Drop-Out Prediction in Higher Education Using Imbalanced Multiclass Dataset

Main Article Content

Juan Antonio Contreras Montes
María Claudia Bonfante Rodríguez
María Andrea Chamorro


Introduction: High quality education has the potential to drive social change, promote equity and alleviate poverty. The prosperity of nations is closely linked to the calibre of their education systems. However, student attrition at the university level poses a major obstacle to mitigating social disparities. While many factors contribute to this phenomenon, leveraging machine learning and data analytics to identify influencing variables and predict potential student dropout is an effective approach to address this problem.

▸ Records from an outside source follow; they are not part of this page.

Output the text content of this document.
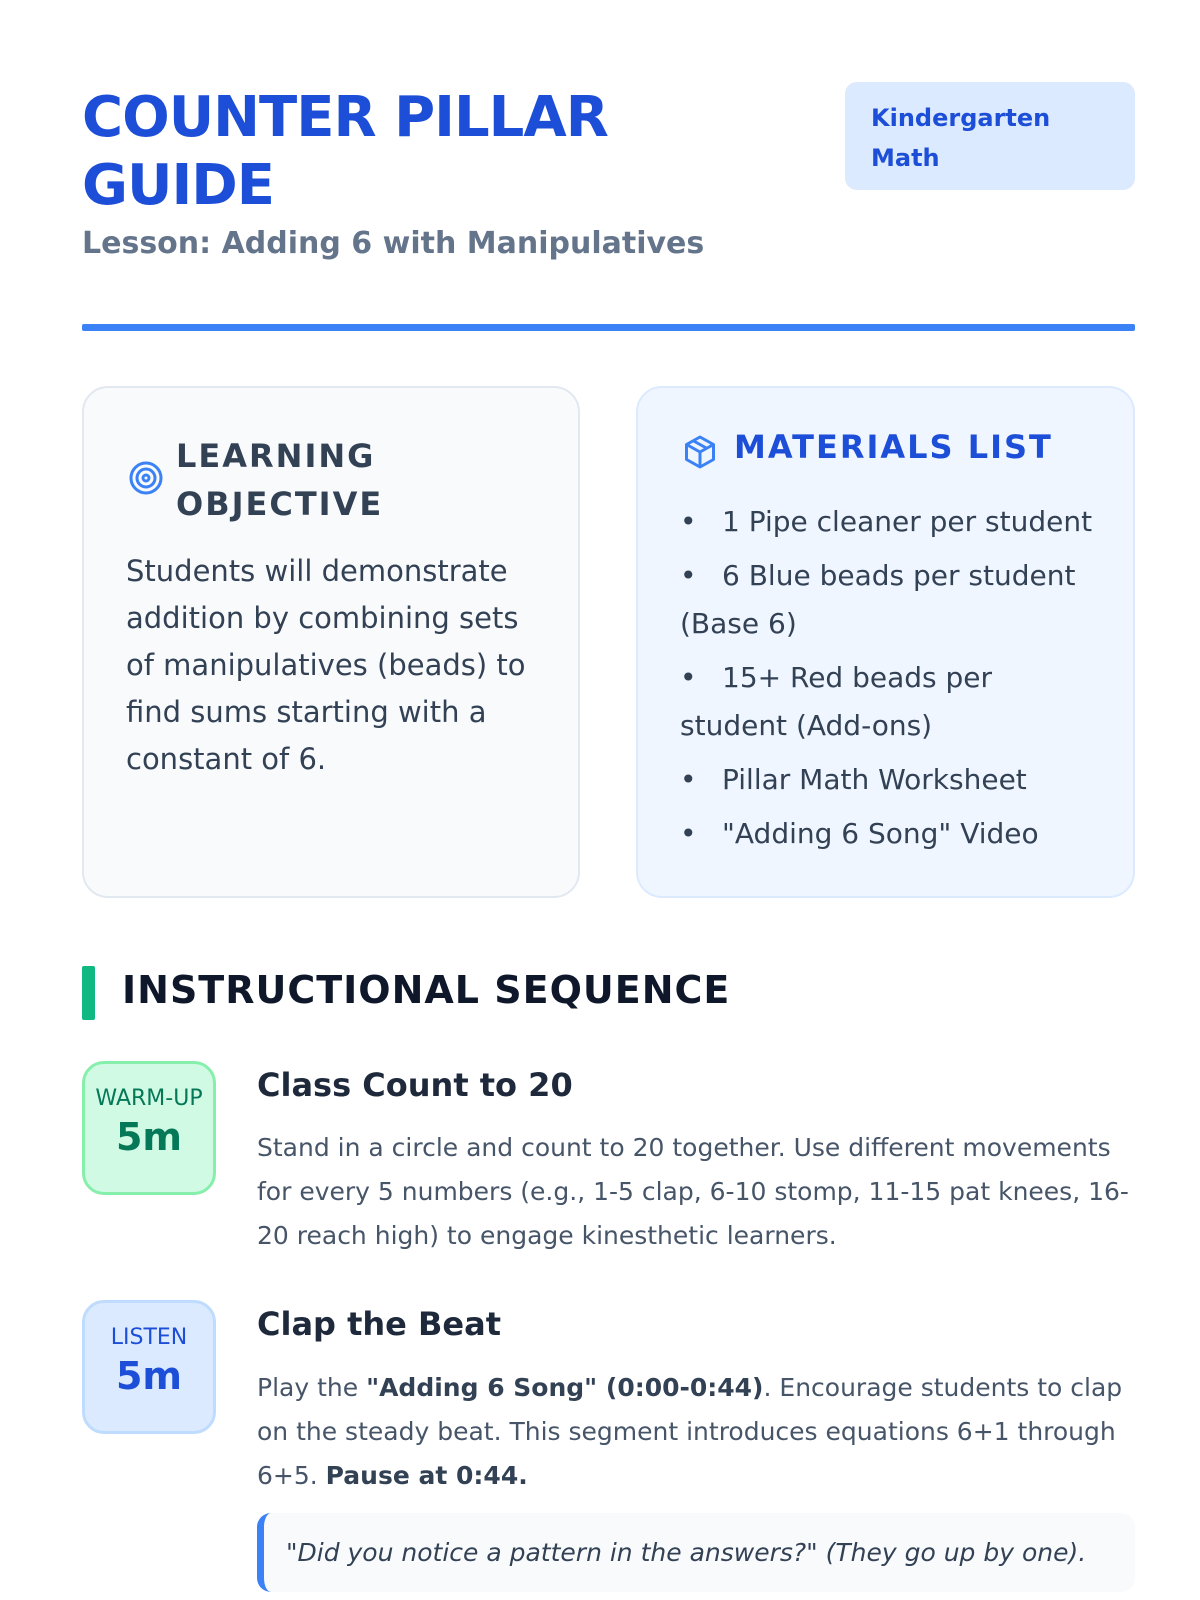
COUNTER PILLAR GUIDE
Lesson: Adding 6 with Manipulatives
Kindergarten Math
LEARNING OBJECTIVE

Students will demonstrate addition by combining sets of manipulatives (beads) to find sums starting with a constant of 6.

MATERIALS LIST
• 1 Pipe cleaner per student
• 6 Blue beads per student (Base 6)
• 15+ Red beads per student (Add-ons)
• Pillar Math Worksheet
• "Adding 6 Song" Video
INSTRUCTIONAL SEQUENCE
WARM-UP
5m
Class Count to 20

Stand in a circle and count to 20 together. Use different movements for every 5 numbers (e.g., 1-5 clap, 6-10 stomp, 11-15 pat knees, 16-20 reach high) to engage kinesthetic learners.

LISTEN
5m
Clap the Beat

Play the "Adding 6 Song" (0:00-0:44). Encourage students to clap on the steady beat. This segment introduces equations 6+1 through 6+5. Pause at 0:44.

"Did you notice a pattern in the answers?" (They go up by one).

Objectives: To analyses risk-factors for attrition (drop out) of students at Higher Education Institutions and machine learning algorithms for early detection of such students that could benefit all the stakeholders.

Methods: The study used an unbalanced dataset from a higher education institution to build a classification model to predict academic dropout. The dataset was balanced using oversampling technique and tested using three machine learning algorithms: Random Forest (RF), Support Vector Machines (SVM) and Multinomial Logistic Regression (LR).

Results: The best result was achieved with RF model, with high values of recall, specificity, F1 and balanced accuracy for each of classes: Dropout, Enrolled and Graduate.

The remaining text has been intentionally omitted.